Michael Lewis Tackles the Rigging of the Stock Market
Michael Lewis, author of Moneyball, The Big Short, and other best-selling books has come out with a new book this week called Flash Boys, which looks at high-frequency trading and how the stock market is rigged to make billions for a group of insiders. 60 Minutes talked to Lewis about his book this weekend.
Steve Kroft: What’s the headline here?
Michael Lewis: Stock market’s rigged. The United States stock market, the most iconic market in global capitalism is rigged.
Steve Kroft: By whom?
Michael Lewis: By a combination of these stock exchanges, the big Wall Street banks and high-frequency traders.
Steve Kroft: Who are the victims?
Michael Lewis: Everybody who has an investment in the stock market.

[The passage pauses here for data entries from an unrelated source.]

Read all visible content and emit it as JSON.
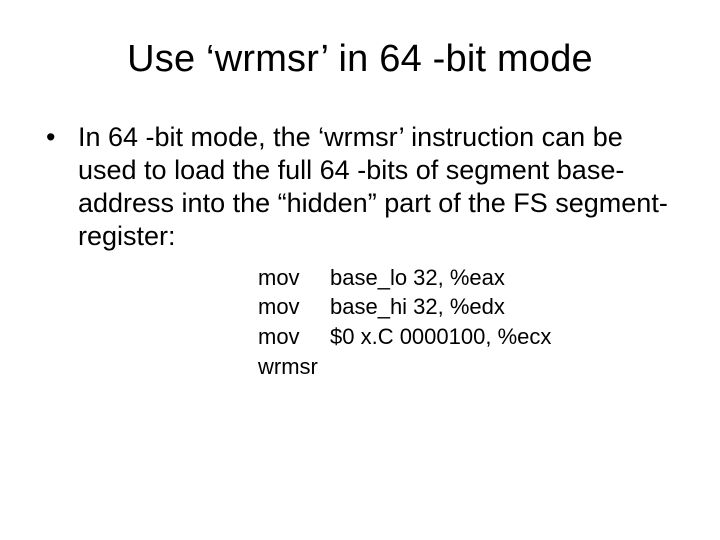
{
  "title": "Use ‘wrmsr’ in 64 -bit mode",
  "bullet": "In 64 -bit mode, the ‘wrmsr’ instruction can be used to load the full 64 -bits of segment base-address into the “hidden” part of the FS segment-register:",
  "code": {
    "lines": [
      {
        "mnemonic": "mov",
        "operands": "base_lo 32, %eax"
      },
      {
        "mnemonic": "mov",
        "operands": "base_hi 32, %edx"
      },
      {
        "mnemonic": "mov",
        "operands": "$0 x.C 0000100, %ecx"
      },
      {
        "mnemonic": "wrmsr",
        "operands": ""
      }
    ]
  }
}
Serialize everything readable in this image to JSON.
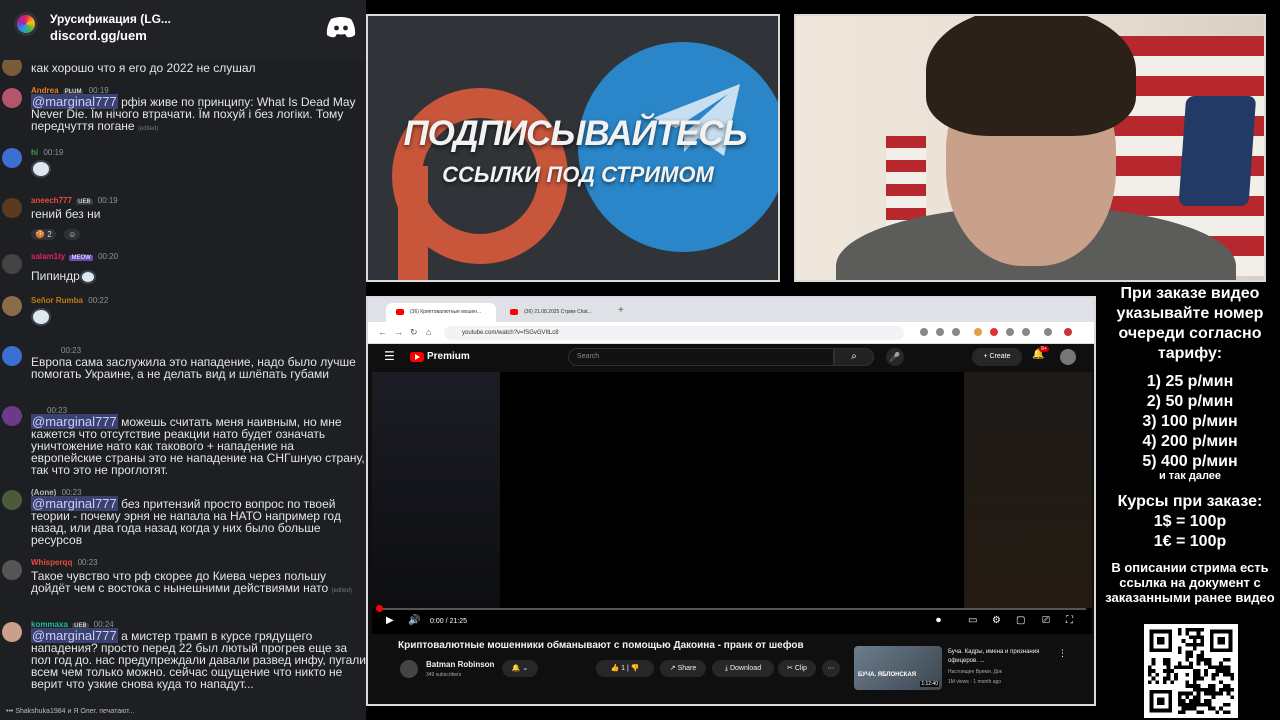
{
  "chat": {
    "server_name": "Урусификация (LG...",
    "server_link": "discord.gg/uem",
    "messages": [
      {
        "text": "как хорошо что я его до 2022 не слушал"
      },
      {
        "user": "Andrea",
        "badge": "PLUM",
        "time": "00:19",
        "mention": "@marginal777",
        "text": " рфія живе по принципу: What Is Dead May Never Die. Їм нічого втрачати. Їм похуй і без логіки. Тому передчуття погане",
        "edited": "(edited)"
      },
      {
        "user": "hi",
        "time": "00:19"
      },
      {
        "user": "aneech777",
        "badge": "UEB",
        "time": "00:19",
        "text": "гений без ни",
        "reaction_count": "2"
      },
      {
        "user": "salam1ty",
        "badge": "MEOW",
        "time": "00:20",
        "text": "Пипиндр"
      },
      {
        "user": "Señor Rumba",
        "time": "00:22"
      },
      {
        "time": "00:23",
        "text": "Европа сама заслужила это нападение, надо было лучше помогать Украине, а не делать вид и шлёпать губами"
      },
      {
        "time": "00:23",
        "mention": "@marginal777",
        "text": " можешь считать меня наивным, но мне кажется что отсутствие реакции нато будет означать уничтожение нато как такового + нападение на европейские страны это не нападение на СНГшную страну, так что это не проглотят."
      },
      {
        "user": "(Aone)",
        "time": "00:23",
        "mention": "@marginal777",
        "text": " без притензий просто вопрос по твоей теории - почему эрня не напала на НАТО например год назад, или два года назад когда у них было больше ресурсов"
      },
      {
        "user": "Whisperqq",
        "time": "00:23",
        "text": "Такое чувство что рф скорее до Киева через польшу дойдёт чем с востока с нынешними действиями нато",
        "edited": "(edited)"
      },
      {
        "user": "kommaxa",
        "badge": "UEB",
        "time": "00:24",
        "mention": "@marginal777",
        "text": " а мистер трамп в курсе грядущего нападения? просто перед 22 был лютый прогрев еще за пол год до. нас предупреждали давали развед инфу, пугали всем чем только можно. сейчас ощущение что никто не верит что узкие снова куда то нападут..."
      }
    ],
    "typing": "Shakshuka1984 и Я Олег. печатают..."
  },
  "banner": {
    "headline": "ПОДПИСЫВАЙТЕСЬ",
    "subline": "ССЫЛКИ ПОД СТРИМОМ"
  },
  "browser": {
    "tab1": "(36) Криптовалютные мошен...",
    "tab2": "(36) 21.08.2025 Стрим Chat...",
    "url": "youtube.com/watch?v=fSGvGVItLc8",
    "yt_brand": "Premium",
    "search_placeholder": "Search",
    "create_label": "Create",
    "notif_count": "9+",
    "player_time": "0:00 / 21:25",
    "progress": 0,
    "video_title": "Криптовалютные мошенники обманывают с помощью Дакоина - пранк от шефов",
    "channel_name": "Batman Robinson",
    "channel_subs": "349 subscribers",
    "like_count": "1",
    "share_label": "Share",
    "download_label": "Download",
    "clip_label": "Clip",
    "reco": {
      "overlay": "БУЧА. ЯБЛОНСКАЯ",
      "duration": "1:12:40",
      "title": "Буча. Кадры, имена и признания офицеров. ...",
      "channel": "Настоящее Время. Док",
      "stats": "1M views · 1 month ago"
    }
  },
  "info": {
    "heading": "При заказе видео указывайте номер очереди согласно тарифу:",
    "rates": [
      "1) 25 р/мин",
      "2) 50 р/мин",
      "3) 100 р/мин",
      "4) 200 р/мин",
      "5) 400 р/мин"
    ],
    "etc": "и так далее",
    "rates_title": "Курсы при заказе:",
    "usd": "1$ = 100р",
    "eur": "1€ = 100р",
    "desc": "В описании стрима есть ссылка на документ с заказанными ранее видео"
  }
}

In a story, there are villains and heroes, and one of the heroes of this story is a Canadian man named Brad Katsuyama who worked for the Royal Bank of Canada and whose team worked basically to unrig the market and make trading fair for everyone. The New York Times Magazine has an excerpt of Lewis’s book looking at Katsuyama’s story as he figured out what was wrong with high-frequency trading:
“It’s 2009,” Katsuyama says. “This had been happening to me for almost two years. There’s no way I’m the first guy to have figured this out. So what happened to everyone else?” The question seemed to answer itself: Anyone who understood the problem was making money off it.
But at Bloomberg View, our pal Matt Levine says the story is much more complicated:
I don’t know, I feel a little sorry for the HFTs [High Frequency Traders]. They check a lot of the right boxes to be the heroes of their own Michael Lewis stories. It’s sad for them that they instead turned out to be the villains of someone else’s.